Drugi polskojęzyczny serial wyprodukowany dla Netfliksa podnosi poprzeczkę. Jest naprawdę niezły, a w dodatku oparty o prozę znanego autora.
Jeżeli chodzi o kinematografię to Polacy uwielbiają, w kolejności wedle poziomu uwielbienia: filmy Patryka Vegi, komedie romantyczne, dołujące filmy o wojnie i kryminały. I chociaż te ostatnie są już poza podium, tak odnoszę wrażenie, że jeżeli chodzi o potencjał do tworzenia czegokolwiek na eksport, tak właśnie historie spod znaku zbrodni i mordu mają największe szanse na to, żeby zrobić wrażenie i zwyczajnie sprzedać się na rynku międzynarodowym. Do tej pory tworzyliśmy głównie kryminały na własny użytek (chwalony Belfer, Rojst którego recenzowaliśmy w 2018 roku, niedoceniany Prokurator), aczkolwiek dobrą próbą przebicia się jest właśnie W głębi lasu. Twórcy biorą na warsztat twórczość Harlana Cobena, znanego amerykańskiego twórcy kryminałów, podlewając całość zdrową ilością nadwiślańskiego kolorytu i bardzo sprawnie tkają sieć intryg, powiązań i okoliczności, autentycznie wzbudzając zainteresowanie widza.

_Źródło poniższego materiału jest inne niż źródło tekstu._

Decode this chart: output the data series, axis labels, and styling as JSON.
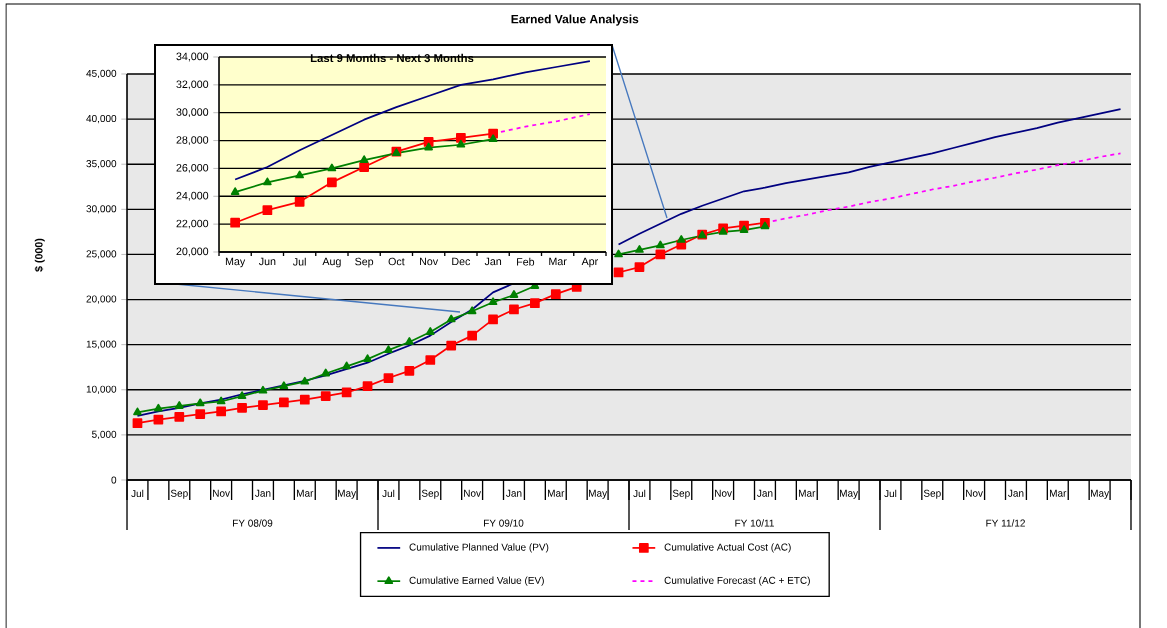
{
  "chart_data": [
    {
      "type": "line",
      "title": "Earned Value Analysis",
      "ylabel": "$ (000)",
      "categories": [
        "Jul",
        null,
        "Sep",
        null,
        "Nov",
        null,
        "Jan",
        null,
        "Mar",
        null,
        "May",
        null,
        "Jul",
        null,
        "Sep",
        null,
        "Nov",
        null,
        "Jan",
        null,
        "Mar",
        null,
        "May",
        null,
        "Jul",
        null,
        "Sep",
        null,
        "Nov",
        null,
        "Jan",
        null,
        "Mar",
        null,
        "May",
        null,
        "Jul",
        null,
        "Sep",
        null,
        "Nov",
        null,
        "Jan",
        null,
        "Mar",
        null,
        "May",
        null
      ],
      "series": [
        {
          "name": "Cumulative Planned Value (PV)",
          "color": "#000080",
          "marker": "none",
          "line_style": "solid",
          "values": [
            7100,
            7600,
            8000,
            8500,
            8900,
            9500,
            10000,
            10500,
            11000,
            11600,
            12300,
            13000,
            14000,
            14900,
            16000,
            17500,
            18900,
            20800,
            21800,
            null,
            null,
            null,
            null,
            26100,
            27300,
            28400,
            29500,
            30400,
            31200,
            32000,
            32400,
            32900,
            33300,
            33700,
            34100,
            34700,
            35200,
            35700,
            36200,
            36800,
            37400,
            38000,
            38500,
            39000,
            39600,
            40100,
            40600,
            41100
          ]
        },
        {
          "name": "Cumulative Actual Cost (AC)",
          "color": "#ff0000",
          "marker": "square",
          "line_style": "solid",
          "values": [
            6300,
            6700,
            7000,
            7300,
            7600,
            8000,
            8300,
            8600,
            8900,
            9300,
            9700,
            10400,
            11300,
            12100,
            13300,
            14900,
            16000,
            17800,
            18900,
            19600,
            20600,
            21400,
            null,
            23000,
            23600,
            25000,
            26100,
            27200,
            27900,
            28200,
            28500,
            null,
            null,
            null,
            null,
            null,
            null,
            null,
            null,
            null,
            null,
            null,
            null,
            null,
            null,
            null,
            null,
            null
          ]
        },
        {
          "name": "Cumulative Earned Value (EV)",
          "color": "#008000",
          "marker": "triangle",
          "line_style": "solid",
          "values": [
            7500,
            7900,
            8200,
            8500,
            8700,
            9300,
            9900,
            10400,
            10900,
            11800,
            12600,
            13400,
            14400,
            15300,
            16400,
            17800,
            18700,
            19700,
            20500,
            21500,
            null,
            null,
            null,
            25000,
            25500,
            26000,
            26600,
            27100,
            27500,
            27700,
            28100,
            null,
            null,
            null,
            null,
            null,
            null,
            null,
            null,
            null,
            null,
            null,
            null,
            null,
            null,
            null,
            null,
            null
          ]
        },
        {
          "name": "Cumulative Forecast (AC + ETC)",
          "color": "#ff00ff",
          "marker": "none",
          "line_style": "dashed",
          "values": [
            null,
            null,
            null,
            null,
            null,
            null,
            null,
            null,
            null,
            null,
            null,
            null,
            null,
            null,
            null,
            null,
            null,
            null,
            null,
            null,
            null,
            null,
            null,
            null,
            null,
            null,
            null,
            null,
            null,
            null,
            28500,
            29000,
            29400,
            29900,
            30300,
            30800,
            31200,
            31700,
            32200,
            32600,
            33100,
            33500,
            34000,
            34400,
            34900,
            35300,
            35800,
            36200
          ]
        }
      ],
      "ylim": [
        0,
        45000
      ],
      "yticks": [
        0,
        {
          "value": 5000,
          "label": "5,000"
        },
        {
          "value": 10000,
          "label": "10,000"
        },
        {
          "value": 15000,
          "label": "15,000"
        },
        {
          "value": 20000,
          "label": "20,000"
        },
        {
          "value": 25000,
          "label": "25,000"
        },
        {
          "value": 30000,
          "label": "30,000"
        },
        {
          "value": 35000,
          "label": "35,000"
        },
        {
          "value": 40000,
          "label": "40,000"
        },
        {
          "value": 45000,
          "label": "45,000"
        }
      ],
      "grid": "y",
      "legend": "bottom",
      "annotations": [
        "FY 08/09",
        "FY 09/10",
        "FY 10/11",
        "FY 11/12"
      ]
    },
    {
      "type": "line",
      "title": "Last 9 Months - Next 3 Months",
      "categories": [
        "May",
        "Jun",
        "Jul",
        "Aug",
        "Sep",
        "Oct",
        "Nov",
        "Dec",
        "Jan",
        "Feb",
        "Mar",
        "Apr"
      ],
      "series": [
        {
          "color": "#000080",
          "marker": "none",
          "line_style": "solid",
          "values": [
            25200,
            26100,
            27300,
            28400,
            29500,
            30400,
            31200,
            32000,
            32400,
            32900,
            33300,
            33700
          ]
        },
        {
          "color": "#ff0000",
          "marker": "square",
          "line_style": "solid",
          "values": [
            22100,
            23000,
            23600,
            25000,
            26100,
            27200,
            27900,
            28200,
            28500,
            null,
            null,
            null
          ]
        },
        {
          "color": "#008000",
          "marker": "triangle",
          "line_style": "solid",
          "values": [
            24300,
            25000,
            25500,
            26000,
            26600,
            27100,
            27500,
            27700,
            28100,
            null,
            null,
            null
          ]
        },
        {
          "color": "#ff00ff",
          "marker": "none",
          "line_style": "dashed",
          "values": [
            null,
            null,
            null,
            null,
            null,
            null,
            null,
            null,
            28500,
            29000,
            29400,
            29900
          ]
        }
      ],
      "ylim": [
        20000,
        34000
      ],
      "yticks": [
        {
          "value": 20000,
          "label": "20,000"
        },
        {
          "value": 22000,
          "label": "22,000"
        },
        {
          "value": 24000,
          "label": "24,000"
        },
        {
          "value": 26000,
          "label": "26,000"
        },
        {
          "value": 28000,
          "label": "28,000"
        },
        {
          "value": 30000,
          "label": "30,000"
        },
        {
          "value": 32000,
          "label": "32,000"
        },
        {
          "value": 34000,
          "label": "34,000"
        }
      ],
      "grid": "y"
    }
  ]
}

Historia W głębi lasu przedstawiona jest dwutorowo, na dwóch liniach czasu. W 1994 roku śledzimy grupę nastolatków, którzy biorą udział w obozie letnim. Klimacik jest połączeniem realiów typowo polskich (charakterystyczne domki, las sosnowy, ogólna bida) z naleciałościami amerykańskimi (gra w kosza, ogniska, romansiki na każdym kroku). Szybko okazuje się, że coś złego wydarzyło się podczas tego pobytu, chociaż szczegóły są nam ujawniane na przestrzeni kolejnych odcinków. Natomiast współcześnie, w roku 2019, fabuła skupia się wokół postaci Pawła Kopińskiego - jednego z uczestników rzeczonego obozu, który w przyszłości został prokuratorem. No i jak się możecie spodziewać, przytrafia mu się okazja, żeby rozprawić się z demonami przeszłości.